195 This -n option suppresses that action, making the AP build behave like
196 the standard build in this regard.
197
198 -r baud (fc-loadtool)
199
200 This option is specific to fc-loadtool. It causes the tool to skip its
201 normal steps of feeding loadagent and possibly compalstage to the target
202 via special serial protocols, and instead assume that the target is
203 already running loadagent, communicating at the specified baud rate.

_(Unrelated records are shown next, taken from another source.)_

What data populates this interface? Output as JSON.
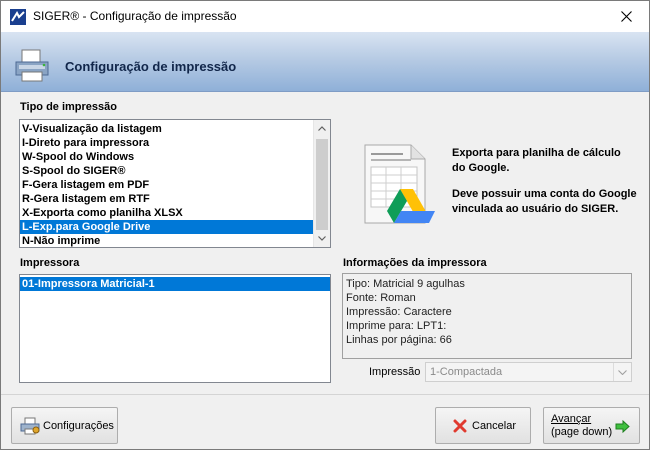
{
  "window": {
    "title": "SIGER® - Configuração de impressão"
  },
  "banner": {
    "title": "Configuração de impressão"
  },
  "tipo": {
    "label": "Tipo de impressão",
    "items": [
      "V-Visualização da listagem",
      "I-Direto para impressora",
      "W-Spool do Windows",
      "S-Spool do SIGER®",
      "F-Gera listagem em PDF",
      "R-Gera listagem em RTF",
      "X-Exporta como planilha XLSX",
      "L-Exp.para Google Drive",
      "N-Não imprime"
    ],
    "selected_index": 7
  },
  "description": {
    "line1": "Exporta para planilha de cálculo do Google.",
    "line2": "Deve possuir uma conta do Google vinculada ao usuário do SIGER."
  },
  "impressora": {
    "label": "Impressora",
    "items": [
      "01-Impressora Matricial-1"
    ],
    "selected_index": 0
  },
  "informacoes": {
    "label": "Informações da impressora",
    "lines": [
      "Tipo: Matricial 9 agulhas",
      "Fonte: Roman",
      "Impressão: Caractere",
      "Imprime para: LPT1:",
      "Linhas por página: 66"
    ]
  },
  "impressao_select": {
    "label": "Impressão",
    "value": "1-Compactada"
  },
  "buttons": {
    "configuracoes": "Configurações",
    "cancelar": "Cancelar",
    "avancar_line1": "Avançar",
    "avancar_line2": "(page down)"
  },
  "colors": {
    "selection": "#0078d7",
    "banner_dark": "#8fb0d8",
    "banner_title": "#11264a"
  }
}
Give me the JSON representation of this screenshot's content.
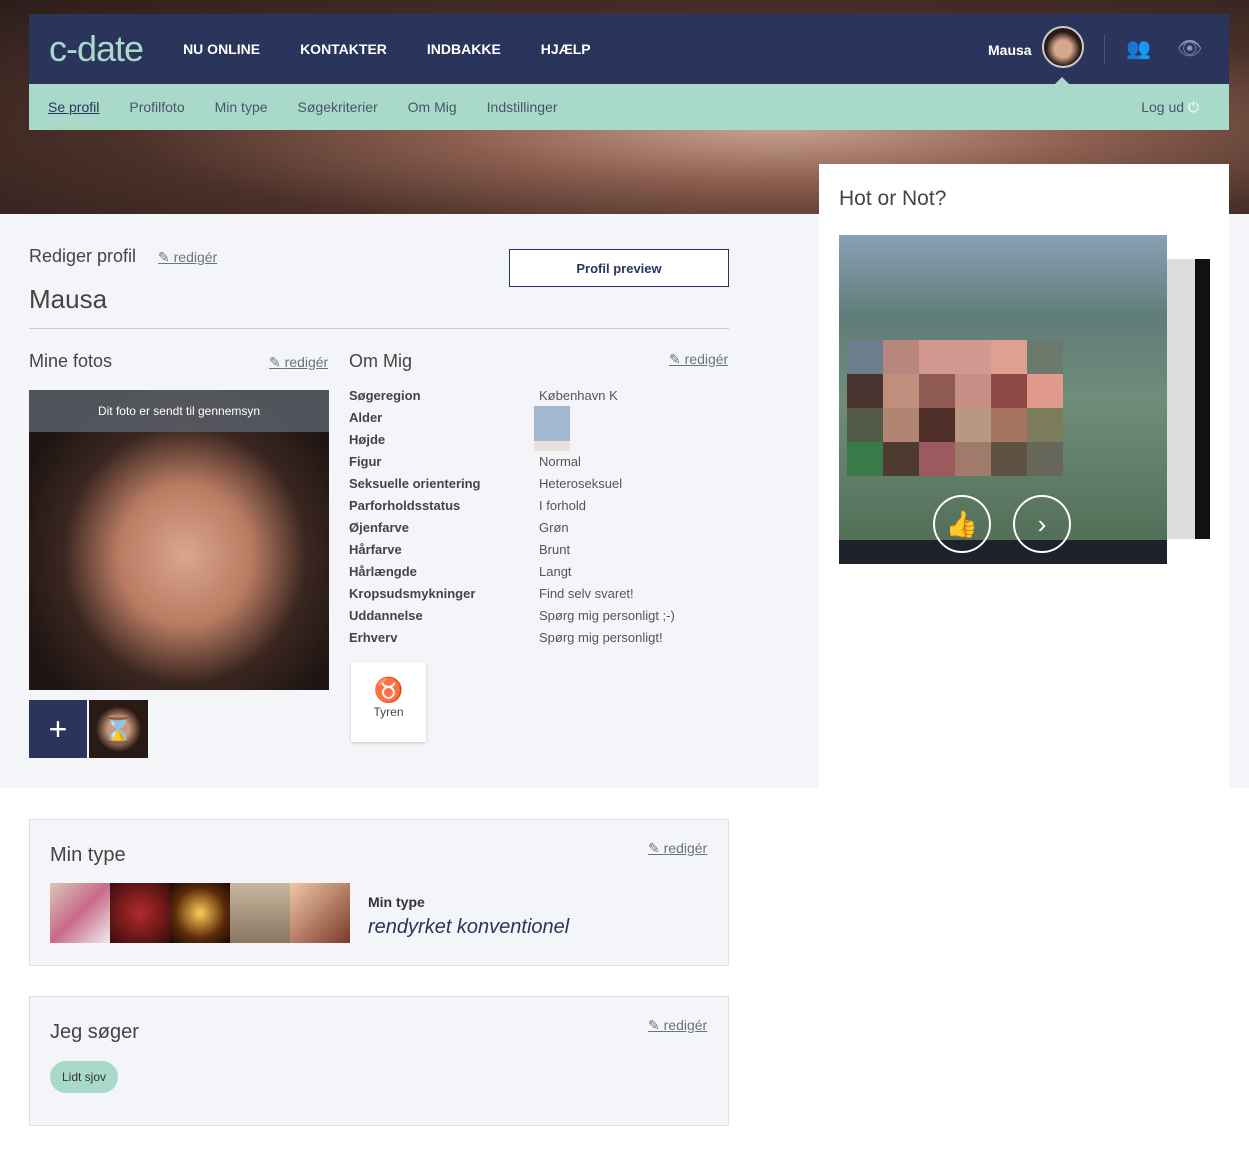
{
  "nav": {
    "logo": "c-date",
    "items": [
      "NU ONLINE",
      "KONTAKTER",
      "INDBAKKE",
      "HJÆLP"
    ],
    "user": "Mausa",
    "icons": [
      "contacts-icon",
      "eye-icon"
    ]
  },
  "subnav": {
    "items": [
      "Se profil",
      "Profilfoto",
      "Min type",
      "Søgekriterier",
      "Om Mig",
      "Indstillinger"
    ],
    "logout": "Log ud"
  },
  "profile": {
    "heading": "Rediger profil",
    "edit": "redigér",
    "name": "Mausa",
    "preview": "Profil preview"
  },
  "photos": {
    "heading": "Mine fotos",
    "edit": "redigér",
    "banner": "Dit foto er sendt til gennemsyn",
    "add": "+"
  },
  "about": {
    "heading": "Om Mig",
    "edit": "redigér",
    "rows": [
      {
        "label": "Søgeregion",
        "value": "København K"
      },
      {
        "label": "Alder",
        "value": ""
      },
      {
        "label": "Højde",
        "value": ""
      },
      {
        "label": "Figur",
        "value": "Normal"
      },
      {
        "label": "Seksuelle orientering",
        "value": "Heteroseksuel"
      },
      {
        "label": "Parforholdsstatus",
        "value": "I forhold"
      },
      {
        "label": "Øjenfarve",
        "value": "Grøn"
      },
      {
        "label": "Hårfarve",
        "value": "Brunt"
      },
      {
        "label": "Hårlængde",
        "value": "Langt"
      },
      {
        "label": "Kropsudsmykninger",
        "value": "Find selv svaret!"
      },
      {
        "label": "Uddannelse",
        "value": "Spørg mig personligt ;-)"
      },
      {
        "label": "Erhverv",
        "value": "Spørg mig personligt!"
      }
    ],
    "zodiac": {
      "symbol": "♉",
      "label": "Tyren"
    }
  },
  "hot": {
    "heading": "Hot or Not?"
  },
  "mintype": {
    "heading": "Min type",
    "edit": "redigér",
    "label": "Min type",
    "value": "rendyrket konventionel"
  },
  "seeking": {
    "heading": "Jeg søger",
    "edit": "redigér",
    "tags": [
      "Lidt sjov"
    ]
  }
}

204 In other words, reattach to an already running loadagent. Use this
205 option if your fc-loadtool session has been terminated ungracefully and
206 you would like to reattach and resume, rather than forcibly reset the
207 target by yanking and reinserting the battery and restart from the
208 beginning.
209
210 -r baud (fc-xram)
211
212 This option is specific to fc-xram. It selects the serial line baud
213 rate which should be set just before the loaded XRAM image is jumped
214 to; the default is 115200 baud.
215
216 fc-iram & fc-xram 2nd program invokation
217 ========================================
218
219 Our fc-iram and fc-xram utilities can take two possible actions after they have
220 loaded the specified S-record image into RAM:
221
222 * The default action, in the absence of additional command line arguments, is
223 to drop into a serial tty pass-thru mode.
224
225 * The alternative action is to invoke a 2nd program and pass the serial
226 communication channel to it. This 2nd program invokation facility is intended
227 primarily for passing the serial communication channel to rvinterf or rvtdump
228 from the FreeCalypso host tools suite, not for launching any arbitrary
229 3rd-party programs from fc-xram or fc-iram.
230
231 This feature was originally implemented in fc-xram only, and the intended usage
232 scenario is that one builds a version of one of our FreeCalypso GSM firmwares
233 (or some subset thereof, such as an "in vivo" FFS editing agent) in the ramImage
234 configuration, fc-xram is used to load that ramImage into the target device,
235 and then the serial communication channel (RVTMUX) is immediately taken over by
236 rvinterf or rvtdump.
237
238 This second program invokation capability was later extended to fc-iram for no
239 purpose other than to support a hack described in the Flash-boot-defect article.